Quartetto Daidalos
Un altro appuntamento per la Stagione Concertistica della Società del Quartetto di Bergamo.
La stagione concertistima inizia con il giovane ma già affermato Quartetto Daidalos: Anna Molinari (vl); Paolo Vuomo (vl); Lorenzo Lombardo (vla); Lucia Molinari (vlc) propone musiche di: Webern, Mozart, Beethoven.
Conosciamo già questo quartetto che si è esibito per la nostra Società, in questa stessa sala, il 16 aprile 2018 proponendoci il quartetto n.41 di Franz Joseph Haydn ed il n.14 (“La morte e la fanciulla”) di Franz Schubert.
Il successo di quella serata ci ha indotto a richiamare, con vero piacere, questi quattro giovani concertisti che stasera ci propongono Anton Webern (Langsamer Satz); Wolfang Amedeus Mozart (quartetto in sol maggiore Kv 387) e Ludwig van Beethoven (quartetto op.18 n.4).
Circa l’origine e l’evoluzione del quartetto strumentale si deve annotare che, sino al Seicento le musiche a quattro parti erano indifferentemente eseguite sia da strumenti, sia da cantori; solamente più tardi iniziò l’affermazione del quartetto strumentale.
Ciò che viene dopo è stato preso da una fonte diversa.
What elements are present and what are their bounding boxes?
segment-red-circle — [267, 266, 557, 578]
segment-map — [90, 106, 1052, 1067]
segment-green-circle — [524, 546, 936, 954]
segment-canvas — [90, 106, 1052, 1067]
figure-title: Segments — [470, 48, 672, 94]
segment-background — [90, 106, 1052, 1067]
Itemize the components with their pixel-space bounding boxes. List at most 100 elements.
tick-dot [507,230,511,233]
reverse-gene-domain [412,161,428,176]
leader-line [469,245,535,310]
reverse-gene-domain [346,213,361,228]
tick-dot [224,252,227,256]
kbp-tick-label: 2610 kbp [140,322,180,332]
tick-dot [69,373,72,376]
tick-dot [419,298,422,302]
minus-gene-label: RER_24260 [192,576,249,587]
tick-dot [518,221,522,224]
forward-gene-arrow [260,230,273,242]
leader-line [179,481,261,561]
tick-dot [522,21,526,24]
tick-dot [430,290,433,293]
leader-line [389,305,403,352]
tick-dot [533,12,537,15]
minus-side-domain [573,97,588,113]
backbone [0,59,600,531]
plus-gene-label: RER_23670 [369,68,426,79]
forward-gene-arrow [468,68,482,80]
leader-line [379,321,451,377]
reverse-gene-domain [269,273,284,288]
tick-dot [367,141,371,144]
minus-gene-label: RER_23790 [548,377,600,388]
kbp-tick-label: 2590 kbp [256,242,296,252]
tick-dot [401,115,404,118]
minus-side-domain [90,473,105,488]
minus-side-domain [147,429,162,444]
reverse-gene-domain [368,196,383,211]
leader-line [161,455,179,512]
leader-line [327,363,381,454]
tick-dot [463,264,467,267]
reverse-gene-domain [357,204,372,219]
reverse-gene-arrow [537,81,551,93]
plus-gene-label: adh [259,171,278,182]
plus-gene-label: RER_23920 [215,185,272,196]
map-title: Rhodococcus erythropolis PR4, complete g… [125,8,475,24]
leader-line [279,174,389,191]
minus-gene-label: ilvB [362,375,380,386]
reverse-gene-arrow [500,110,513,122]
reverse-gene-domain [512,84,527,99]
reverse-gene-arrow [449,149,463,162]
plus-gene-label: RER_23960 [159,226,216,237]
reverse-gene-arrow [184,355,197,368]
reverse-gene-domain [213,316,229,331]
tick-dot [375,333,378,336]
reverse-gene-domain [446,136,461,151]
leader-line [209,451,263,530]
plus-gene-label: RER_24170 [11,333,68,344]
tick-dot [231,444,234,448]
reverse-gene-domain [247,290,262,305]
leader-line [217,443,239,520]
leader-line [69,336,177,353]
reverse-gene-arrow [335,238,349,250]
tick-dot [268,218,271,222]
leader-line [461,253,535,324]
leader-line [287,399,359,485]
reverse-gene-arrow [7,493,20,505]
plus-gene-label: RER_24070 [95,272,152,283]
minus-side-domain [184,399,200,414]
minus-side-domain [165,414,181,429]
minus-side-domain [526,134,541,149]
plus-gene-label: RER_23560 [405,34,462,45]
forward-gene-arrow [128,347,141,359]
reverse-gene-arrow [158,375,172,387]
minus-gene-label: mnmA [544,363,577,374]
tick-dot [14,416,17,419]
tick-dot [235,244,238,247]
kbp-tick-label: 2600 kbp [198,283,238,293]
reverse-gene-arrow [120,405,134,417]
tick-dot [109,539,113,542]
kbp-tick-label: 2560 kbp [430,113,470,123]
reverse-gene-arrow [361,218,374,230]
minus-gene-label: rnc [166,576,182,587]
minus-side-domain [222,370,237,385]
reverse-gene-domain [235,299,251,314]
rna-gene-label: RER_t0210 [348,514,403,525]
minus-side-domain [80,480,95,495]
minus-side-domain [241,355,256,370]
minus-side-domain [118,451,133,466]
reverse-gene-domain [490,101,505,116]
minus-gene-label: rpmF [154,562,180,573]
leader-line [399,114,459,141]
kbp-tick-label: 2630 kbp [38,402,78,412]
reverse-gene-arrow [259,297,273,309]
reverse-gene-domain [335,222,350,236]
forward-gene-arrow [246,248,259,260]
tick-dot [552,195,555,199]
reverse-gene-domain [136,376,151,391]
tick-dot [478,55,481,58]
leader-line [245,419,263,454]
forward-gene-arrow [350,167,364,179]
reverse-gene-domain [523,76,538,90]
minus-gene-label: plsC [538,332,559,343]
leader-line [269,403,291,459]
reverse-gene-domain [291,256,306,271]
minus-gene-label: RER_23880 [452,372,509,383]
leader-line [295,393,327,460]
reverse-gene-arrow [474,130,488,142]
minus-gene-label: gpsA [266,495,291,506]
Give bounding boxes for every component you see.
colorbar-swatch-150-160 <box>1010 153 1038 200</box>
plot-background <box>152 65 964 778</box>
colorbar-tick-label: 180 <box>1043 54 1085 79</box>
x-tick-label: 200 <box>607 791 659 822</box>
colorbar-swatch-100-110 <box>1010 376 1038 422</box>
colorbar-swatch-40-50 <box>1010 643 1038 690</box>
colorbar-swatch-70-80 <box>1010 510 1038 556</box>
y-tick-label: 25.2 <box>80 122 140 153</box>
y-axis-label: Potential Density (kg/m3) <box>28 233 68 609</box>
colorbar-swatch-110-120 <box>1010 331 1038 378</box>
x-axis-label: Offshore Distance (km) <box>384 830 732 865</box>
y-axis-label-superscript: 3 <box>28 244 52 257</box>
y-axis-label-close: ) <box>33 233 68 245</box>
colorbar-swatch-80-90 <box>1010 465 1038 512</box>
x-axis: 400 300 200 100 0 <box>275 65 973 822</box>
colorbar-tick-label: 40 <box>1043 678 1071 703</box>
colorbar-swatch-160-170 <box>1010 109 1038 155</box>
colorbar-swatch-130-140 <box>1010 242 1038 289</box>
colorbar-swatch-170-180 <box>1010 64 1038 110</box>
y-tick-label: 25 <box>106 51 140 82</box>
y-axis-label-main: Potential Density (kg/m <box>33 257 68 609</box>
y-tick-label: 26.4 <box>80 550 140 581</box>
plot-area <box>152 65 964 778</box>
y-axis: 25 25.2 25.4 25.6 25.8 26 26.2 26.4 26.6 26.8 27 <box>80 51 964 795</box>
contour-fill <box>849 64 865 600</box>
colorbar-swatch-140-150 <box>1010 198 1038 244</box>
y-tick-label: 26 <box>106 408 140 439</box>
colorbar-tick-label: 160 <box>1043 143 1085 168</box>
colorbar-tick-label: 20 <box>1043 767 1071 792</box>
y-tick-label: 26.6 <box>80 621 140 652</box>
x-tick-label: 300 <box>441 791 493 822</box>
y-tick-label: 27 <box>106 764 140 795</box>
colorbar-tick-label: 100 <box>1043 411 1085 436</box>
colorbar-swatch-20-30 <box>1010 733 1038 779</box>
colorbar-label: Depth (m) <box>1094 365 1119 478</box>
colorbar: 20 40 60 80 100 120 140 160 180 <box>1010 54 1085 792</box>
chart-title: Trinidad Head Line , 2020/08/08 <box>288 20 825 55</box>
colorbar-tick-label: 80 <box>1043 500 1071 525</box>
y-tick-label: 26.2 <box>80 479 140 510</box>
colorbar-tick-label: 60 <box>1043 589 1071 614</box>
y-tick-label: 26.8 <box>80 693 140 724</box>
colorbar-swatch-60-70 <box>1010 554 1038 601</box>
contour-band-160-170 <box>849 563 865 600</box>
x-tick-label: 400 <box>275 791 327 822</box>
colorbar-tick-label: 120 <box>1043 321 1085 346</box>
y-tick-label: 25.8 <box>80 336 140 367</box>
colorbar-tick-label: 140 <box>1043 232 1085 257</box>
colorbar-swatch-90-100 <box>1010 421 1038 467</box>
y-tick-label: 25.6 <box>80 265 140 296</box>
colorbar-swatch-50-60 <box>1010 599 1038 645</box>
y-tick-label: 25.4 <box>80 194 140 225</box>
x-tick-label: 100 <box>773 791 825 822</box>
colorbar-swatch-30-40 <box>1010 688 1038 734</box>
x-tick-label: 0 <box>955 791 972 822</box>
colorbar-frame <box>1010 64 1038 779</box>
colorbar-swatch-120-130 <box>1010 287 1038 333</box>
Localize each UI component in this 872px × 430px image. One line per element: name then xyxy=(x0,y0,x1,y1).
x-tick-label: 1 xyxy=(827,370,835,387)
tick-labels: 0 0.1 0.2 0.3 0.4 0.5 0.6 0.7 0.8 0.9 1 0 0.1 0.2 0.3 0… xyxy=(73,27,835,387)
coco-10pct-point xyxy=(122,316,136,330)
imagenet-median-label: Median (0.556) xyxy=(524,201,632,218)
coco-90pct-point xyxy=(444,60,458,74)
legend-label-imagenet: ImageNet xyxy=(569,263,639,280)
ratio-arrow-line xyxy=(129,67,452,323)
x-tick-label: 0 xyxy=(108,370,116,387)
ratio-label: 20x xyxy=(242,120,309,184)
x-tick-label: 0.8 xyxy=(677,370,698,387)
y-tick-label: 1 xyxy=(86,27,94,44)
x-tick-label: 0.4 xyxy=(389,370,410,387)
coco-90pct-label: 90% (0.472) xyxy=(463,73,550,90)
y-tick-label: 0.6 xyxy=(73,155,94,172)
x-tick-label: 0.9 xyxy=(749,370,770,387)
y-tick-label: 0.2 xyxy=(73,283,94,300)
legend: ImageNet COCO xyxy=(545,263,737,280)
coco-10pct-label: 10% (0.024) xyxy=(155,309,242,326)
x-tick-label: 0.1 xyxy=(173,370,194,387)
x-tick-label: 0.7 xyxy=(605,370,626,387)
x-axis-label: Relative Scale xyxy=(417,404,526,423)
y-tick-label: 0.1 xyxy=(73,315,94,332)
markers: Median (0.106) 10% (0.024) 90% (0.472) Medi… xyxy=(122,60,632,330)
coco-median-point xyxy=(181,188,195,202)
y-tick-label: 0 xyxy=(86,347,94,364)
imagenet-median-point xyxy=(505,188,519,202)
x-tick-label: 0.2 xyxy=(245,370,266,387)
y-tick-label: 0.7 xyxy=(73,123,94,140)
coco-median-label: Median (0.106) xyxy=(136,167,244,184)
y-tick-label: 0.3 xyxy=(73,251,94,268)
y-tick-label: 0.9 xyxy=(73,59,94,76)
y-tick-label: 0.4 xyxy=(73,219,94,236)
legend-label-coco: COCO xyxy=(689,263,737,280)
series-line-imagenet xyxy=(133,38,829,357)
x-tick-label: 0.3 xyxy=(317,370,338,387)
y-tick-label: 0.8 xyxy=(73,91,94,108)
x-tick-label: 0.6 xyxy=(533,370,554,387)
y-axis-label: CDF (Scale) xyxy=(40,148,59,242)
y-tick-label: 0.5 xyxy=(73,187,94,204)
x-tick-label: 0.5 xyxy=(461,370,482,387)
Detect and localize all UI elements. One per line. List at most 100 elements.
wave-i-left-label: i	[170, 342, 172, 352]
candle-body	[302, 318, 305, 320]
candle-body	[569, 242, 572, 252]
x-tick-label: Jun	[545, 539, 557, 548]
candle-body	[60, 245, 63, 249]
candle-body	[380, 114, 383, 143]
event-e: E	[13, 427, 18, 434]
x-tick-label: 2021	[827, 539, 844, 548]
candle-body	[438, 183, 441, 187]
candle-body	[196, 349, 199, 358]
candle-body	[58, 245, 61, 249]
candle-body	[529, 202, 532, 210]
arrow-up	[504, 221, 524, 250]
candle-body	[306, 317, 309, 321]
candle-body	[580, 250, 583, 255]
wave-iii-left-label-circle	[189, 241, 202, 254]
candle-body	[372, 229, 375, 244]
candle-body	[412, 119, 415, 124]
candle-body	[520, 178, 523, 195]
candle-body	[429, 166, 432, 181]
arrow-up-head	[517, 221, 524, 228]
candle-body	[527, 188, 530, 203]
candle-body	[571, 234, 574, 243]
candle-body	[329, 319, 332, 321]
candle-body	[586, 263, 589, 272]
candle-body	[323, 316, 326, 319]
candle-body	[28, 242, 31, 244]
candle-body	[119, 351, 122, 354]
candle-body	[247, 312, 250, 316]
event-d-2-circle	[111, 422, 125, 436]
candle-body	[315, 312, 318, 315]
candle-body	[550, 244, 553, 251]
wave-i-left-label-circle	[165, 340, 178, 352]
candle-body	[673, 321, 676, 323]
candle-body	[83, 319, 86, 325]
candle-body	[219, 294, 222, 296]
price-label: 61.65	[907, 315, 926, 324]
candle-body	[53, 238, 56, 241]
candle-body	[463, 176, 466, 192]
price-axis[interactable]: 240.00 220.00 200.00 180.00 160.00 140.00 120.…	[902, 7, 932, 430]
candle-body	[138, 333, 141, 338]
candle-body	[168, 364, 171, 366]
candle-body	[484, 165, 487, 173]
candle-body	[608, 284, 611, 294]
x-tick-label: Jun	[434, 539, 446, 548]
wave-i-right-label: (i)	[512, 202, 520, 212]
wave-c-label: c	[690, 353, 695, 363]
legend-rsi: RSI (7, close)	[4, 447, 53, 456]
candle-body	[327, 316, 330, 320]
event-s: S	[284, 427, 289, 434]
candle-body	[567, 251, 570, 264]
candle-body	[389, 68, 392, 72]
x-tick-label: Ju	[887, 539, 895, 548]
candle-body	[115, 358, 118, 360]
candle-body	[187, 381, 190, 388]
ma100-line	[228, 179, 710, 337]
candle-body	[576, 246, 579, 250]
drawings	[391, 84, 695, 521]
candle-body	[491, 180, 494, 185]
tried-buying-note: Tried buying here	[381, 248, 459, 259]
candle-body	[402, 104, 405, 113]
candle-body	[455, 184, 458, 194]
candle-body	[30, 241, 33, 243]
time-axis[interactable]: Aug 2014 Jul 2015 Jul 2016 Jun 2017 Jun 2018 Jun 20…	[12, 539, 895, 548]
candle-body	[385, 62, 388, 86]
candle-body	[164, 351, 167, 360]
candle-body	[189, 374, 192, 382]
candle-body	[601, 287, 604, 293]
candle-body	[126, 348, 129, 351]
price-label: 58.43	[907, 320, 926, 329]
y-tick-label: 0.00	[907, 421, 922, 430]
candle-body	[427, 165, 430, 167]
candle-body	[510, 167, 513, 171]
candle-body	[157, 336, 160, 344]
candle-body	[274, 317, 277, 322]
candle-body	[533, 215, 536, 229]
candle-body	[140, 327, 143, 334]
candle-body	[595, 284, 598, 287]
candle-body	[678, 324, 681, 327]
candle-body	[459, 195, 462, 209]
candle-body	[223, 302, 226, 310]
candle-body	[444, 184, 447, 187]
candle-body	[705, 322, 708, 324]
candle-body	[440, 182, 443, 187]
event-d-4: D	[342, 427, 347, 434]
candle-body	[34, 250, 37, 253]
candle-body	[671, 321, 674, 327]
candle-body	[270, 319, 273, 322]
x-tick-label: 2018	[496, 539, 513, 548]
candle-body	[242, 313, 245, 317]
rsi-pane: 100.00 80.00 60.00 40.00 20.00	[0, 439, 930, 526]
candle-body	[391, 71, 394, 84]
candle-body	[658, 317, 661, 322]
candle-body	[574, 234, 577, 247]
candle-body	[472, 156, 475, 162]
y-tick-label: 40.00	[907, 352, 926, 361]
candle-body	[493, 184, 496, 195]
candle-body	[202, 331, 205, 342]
Questo nacque, da un lato dall’evoluzione della sonata a quattro che, con il decadere del “basso continuo”, si era sviluppata nel senso di un più autonomo dialogo tra le parti; dall’altro dal consolidarsi della forma – sonata. Cosicché, già verso la metà del Settecento, il quartetto strumentale era una composizione a sé stante, il cui schema rispecchiava quello sonatistico, suddiviso in tre tempi: vivace, lento, più vivace. A questi movimenti si aggiunse poi un “minuetto” che – come nella sonata e nella sinfonia – era collocato di regola al terzo posto.
L’organico del “quartetto”, canonico e più diffuso, fu (ed è tutt’ora): violino primo; violino secondo; viola e violoncello.
Nella seconda metà del Settecento spiccano i quartetti di Boccherini; Viotti; Haydn e Mozart e, infine, Beethoven.
Per tutto l’Ottocento il quartetto d’archi fu largamente coltivato nei paesi di cultura tedesca; oltre al già citato Beethoven, dobbiamo ricordare Mendelsson, Schubert, Schumann e Brahms.
Da noi, in Italia, la produzione operistica oscurava l’interesse per la musica da camera che, per altro, venne qualitativamente ben rappresentata dal nostro Gaetano Donizetti (19 quartetti); Giovanni Pacini (6 quartetti); Antonio Bazzini (6 quartetti); Giovanni Bottesini (2 quartetti) e Giuseppe Verdi con il suo unico quartetto del 1873.
Alla fine dell’Ottocento, l’ultima generazione romantica slava e francese riscoprì il quartetto con Borodin, Smetana, Dvorak, Cajkovskij, Saint Saens, Fauré e Debussy.
Nel Novecento la formula “quartetto” ha resistito ulteriormente, evolvendosi in continuità e sperimentazione.
Ricordando doverosamente e per amor di patria i due quartetti e il concerto per doppio quartetto di Ottorino Respighi (ospite della nostra Società il 14.3.1906 con il Quintetto Mugellini, alla viola, con propria composizione); altri importanti nomi sono quelli di Ravel, Shostakovich, Schonberg, Berg, Webern, Janacek, Bartok, Hindemith e, ancora in Italia, Pizzetti, Malipiero e Petrassi.
Per le… avanguardie citiamo Messiaen, Berio, Ligeti, Penderecki, Donatoni, Bussotti e Carter; nonché Dutilleux, che ascoltammo dal Quatuor Hérmes in questa stessa Sala l’11 marzo 2013, poco prima della sua morte avvenuta il 22 maggio dello stesso anno.